Ambitieux, l'objectif consiste à doubler le chiffre d'affaires de la partie cybersécurité de la filière et d'y créer 75 000 emplois supplémentaires.

S'agissant des attaques informatiques, je confirme leur augmentation notable et, concomitamment, l'impossibilité d'en préciser le nombre exact. Trois rapports annuels de la DMISC se sont consacrés à l'état de la menace numérique du point de vue des services dits répressifs, après réception des plaintes. Or, nous savons que ces dernières ne représentent qu'une proportion infime des faits constatés.

À titre d'illustration, le GIP ACYMA indique dans son bilan de 2019 que le chantage à l'aide des caméras périphériques d'ordinateurs (webcams) a donné lieu à 140 000 consultations de son site en ligne, 30 000 parcours d'assistance, 28 000 signalements, mais au dépôt de seulement 2 000 plaintes. Celles-ci ont entraîné deux arrestations. D'un bout à l'autre de la chaîne, l'effet d'entonnoir apparaît évident.

J'ai coutume de dire qu'une fois que l'ANSSI s'est occupée de la situation des opérateurs d'importance vitale (OIV) et de services essentiels (OSE), demeurent les quelque trois millions de PME et TPE, ainsi que les collectivités territoriales et les associations. Ces structures se caractérisent par leur faible capacité économique et, plus encore, par leur faible capacité de maîtrise d'ouvrage. Elles ne sont guère en mesure de définir leurs besoins en matière de cybersécurité, ni d'acquérir les solutions qui leur permettraient de les satisfaire.

Nous nous apercevons que différents niveaux de menace coexistent. Si les tentatives les plus graves de déstabilisation concernent l'État et les principales entreprises nationales, le rançonnage et l'hameçonnage, soit environ 80 % de la menace cyber globale, représentent pour les PME, les TPE et les petites collectivités l'intégralité du risque numérique qu'elles encourent.
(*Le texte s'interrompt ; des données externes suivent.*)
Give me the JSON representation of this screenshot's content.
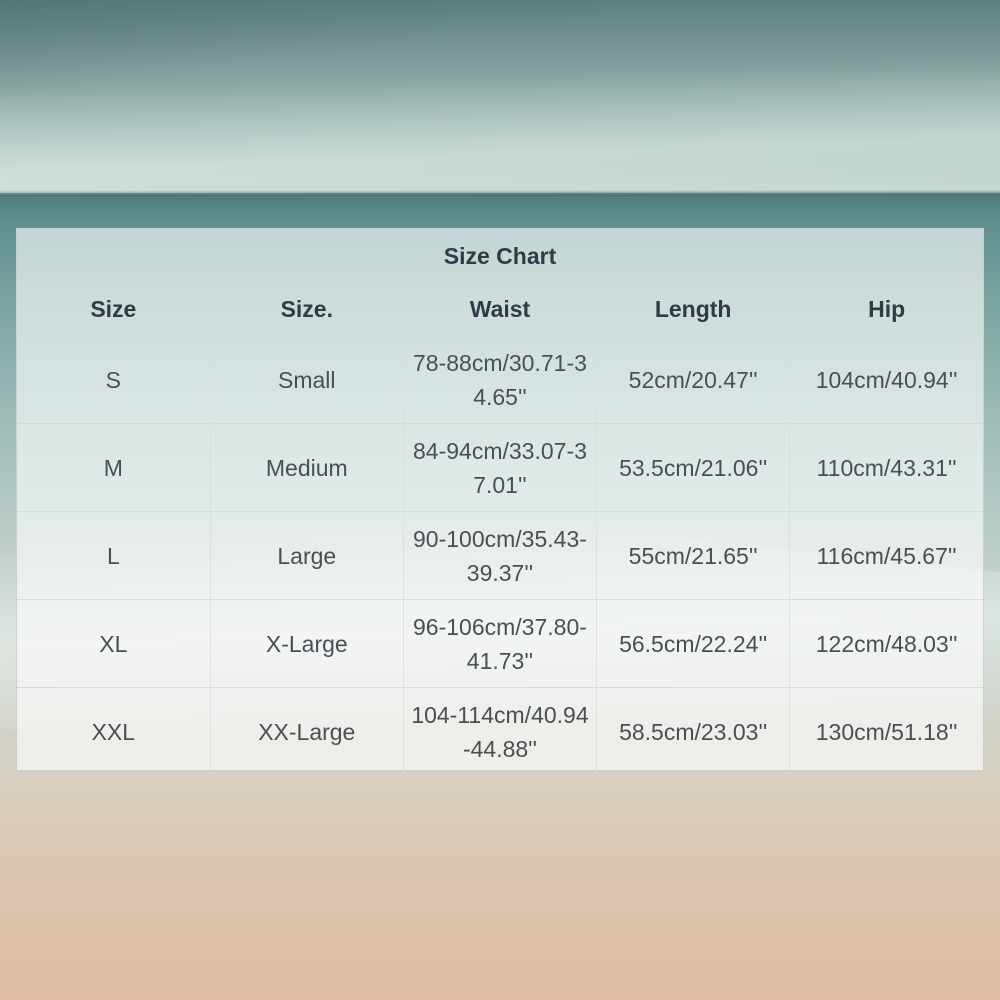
{
  "title": "Size Chart",
  "headers": [
    "Size",
    "Size.",
    "Waist",
    "Length",
    "Hip"
  ],
  "rows": [
    [
      "S",
      "Small",
      "78-88cm/30.71-34.65''",
      "52cm/20.47''",
      "104cm/40.94''"
    ],
    [
      "M",
      "Medium",
      "84-94cm/33.07-37.01''",
      "53.5cm/21.06''",
      "110cm/43.31''"
    ],
    [
      "L",
      "Large",
      "90-100cm/35.43-39.37''",
      "55cm/21.65''",
      "116cm/45.67''"
    ],
    [
      "XL",
      "X-Large",
      "96-106cm/37.80-41.73''",
      "56.5cm/22.24''",
      "122cm/48.03''"
    ],
    [
      "XXL",
      "XX-Large",
      "104-114cm/40.94-44.88''",
      "58.5cm/23.03''",
      "130cm/51.18''"
    ]
  ]
}
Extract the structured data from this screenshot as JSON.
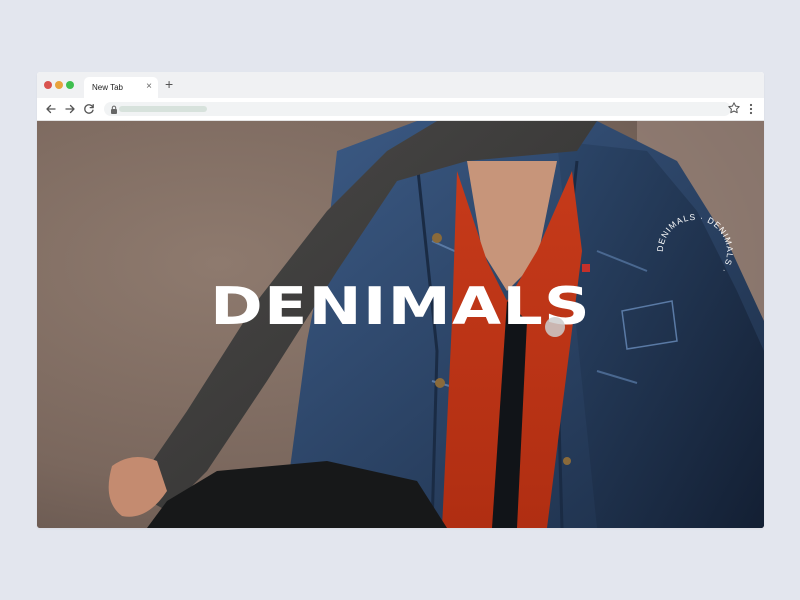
{
  "browser": {
    "tab": {
      "title": "New Tab",
      "close_symbol": "×"
    },
    "new_tab_symbol": "+",
    "icons": {
      "back": "arrow-left-icon",
      "forward": "arrow-right-icon",
      "reload": "reload-icon",
      "lock": "lock-icon",
      "bookmark": "star-icon",
      "menu": "kebab-menu-icon"
    },
    "colors": {
      "close": "#d9534f",
      "minimize": "#e8a33d",
      "maximize": "#3fbf4f"
    }
  },
  "page": {
    "title": "DENIMALS",
    "badge_text": "DENIMALS · DENIMALS · ",
    "colors": {
      "title": "#ffffff",
      "badge": "#ffffff"
    }
  }
}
Par ailleurs, nous constatons que la criminalité s'organise. Ses réseaux s'industrialisent et, depuis l'étranger, se segmentent. Une partie de leurs acteurs mettent à disposition des outils, d'autres les utilisent, d'autres encore les exploitent sur un plan économique. Nombre d'entreprises ou de collectivités font l'objet d'une intrusion dans leur système d'information sans, cependant, que l'attaque soit immédiatement mise en oeuvre. Elle le sera dès lors qu'un acteur aura conçu le modèle économique qui permettra d'en tirer le profit attendu.

Menée avec le programme Grand défi sur l'automatisation de la cybersécurité, une étude du Secrétariat général pour l'investissement (SGPI) a suggéré une approche nationale qui favorise des navigateurs virtuels moins vulnérables aux attaques, ainsi qu'une meilleure protection contre le contenu des pièces jointes lors des téléchargements.

Quant à l'amélioration du dispositif répressif, une décision du Parquet de février 2020 a posé le principe d'une co-saisine systématique avec les différents services du ministère de l'Intérieur : BEFTI, C3N, DGSI et sous-direction de la lutte contre la cybercriminalité (SDLC). L'approche favorise la spécialisation, des saisines par familles de rançongiciels (ramsonwares), pour une efficacité accrue de la réponse pénale devant le caractère diffus de la menace.

Actuellement, sur 400 dossiers de rançongiciels objets de poursuites en France, la brigade de lutte contre la cybercriminalité (BL2C), qui a succédé à la BEFTI, en traite environ 260, le C3N 35, l'OCLCTIC 100.

Une lacune nous apparaît cependant. Elle a trait à la qualité de l'information du plaignant. Pour une entreprise, un dépôt de plainte suppose qu'elle y consacre du temps. Ne pas savoir ce qu'il advient de sa plainte risque de la décourager.

Un autre axe d'amélioration de la réponse du ministère de l'Intérieur tient à la mise en place dans chaque préfecture d'un référent départemental. Nous estimons primordial de sensibiliser au plus près de leur action quotidienne, les autorités publiques sur le risque des attaques informatiques et la nécessité qu'elles se dotent des moyens de s'en garantir. Nous regrettons que des villes importantes qui consacrent autant de ressources à la vidéosurveillance ou au développement des services numériques à la population, investissent, en comparaison, aussi peu dans la cybersécurité.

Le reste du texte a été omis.